The new “intensity program” (Regulation No. 22) aims to reduce methane and CO2 emissions from industrial production without “vilify[ing] the oil-and-gas industry,” Commissioner Elise Jones said.
Along with the new program, the commission approved revisions to Regulation No. 7 that specify more stringent requirements for leak detection and repair (LDAR) for oil and gas companies.
Several environmental groups and industry stakeholders presented their position on the two regulations at last week’s AQCC hearing.
Environmentalists were not convinced that the GHG intensity program would adequately reduce emissions from the oil-and-gas sector. Though it approved of the LDAR provisions and encouraged their adoption, the Environmental Defense Fund suggested the commission extend Colorado’s pneumatics retrofit conversion program “requiring operators to continue replacing polluting gas-driven controllers with non-emitting technology” for another two years.
EDF also suggested the commission adopt its “well liquids unloading proposal,” which aims to reduce emissions from liquid unloading by “explicitly requiring the use of artificial lift and flares where feasible and appropriate.”

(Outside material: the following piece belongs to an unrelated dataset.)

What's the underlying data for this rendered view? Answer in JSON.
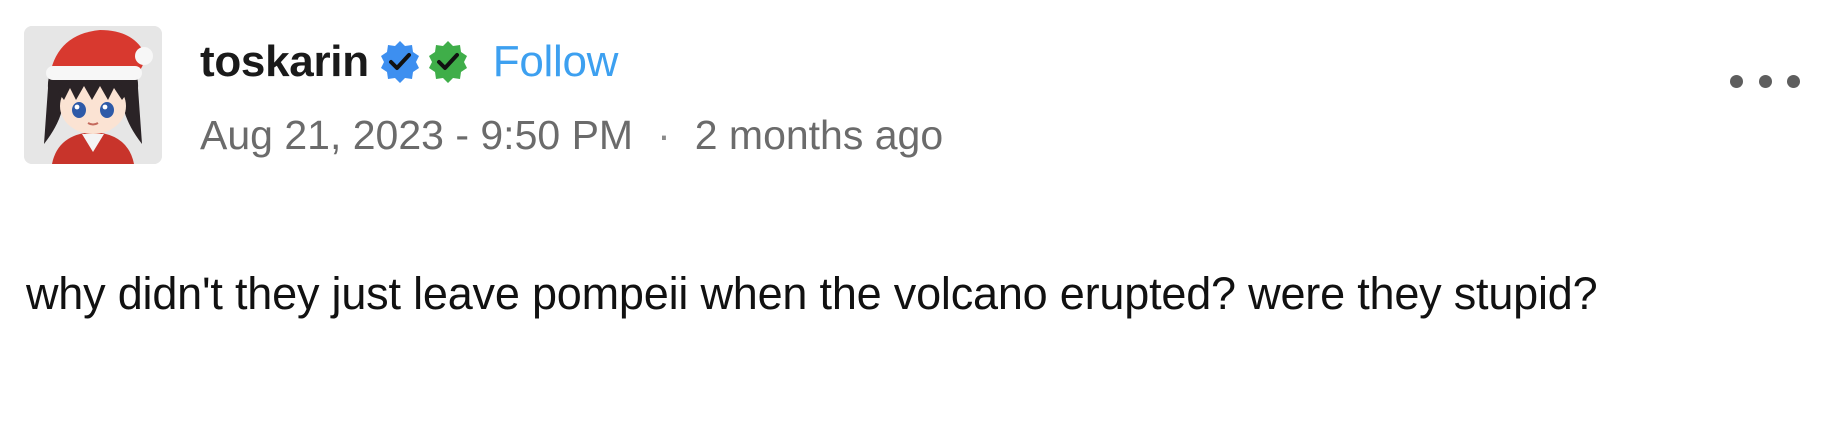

Colorado’s Joint Industry Working Group (JIWG) expressed concern over EDF’s suggestions, calling its pneumatic controller proposals “unnecessary” because the industry is on target to meet its 2025 emissions goals. The group said EDF’s alternate proposal “removes the flexibility for owners and operators to determine which control technologies/methods will reduce the most emissions in the most cost-effective and feasible manner for individual facilities,” which “diverts capital from more effective technologies.”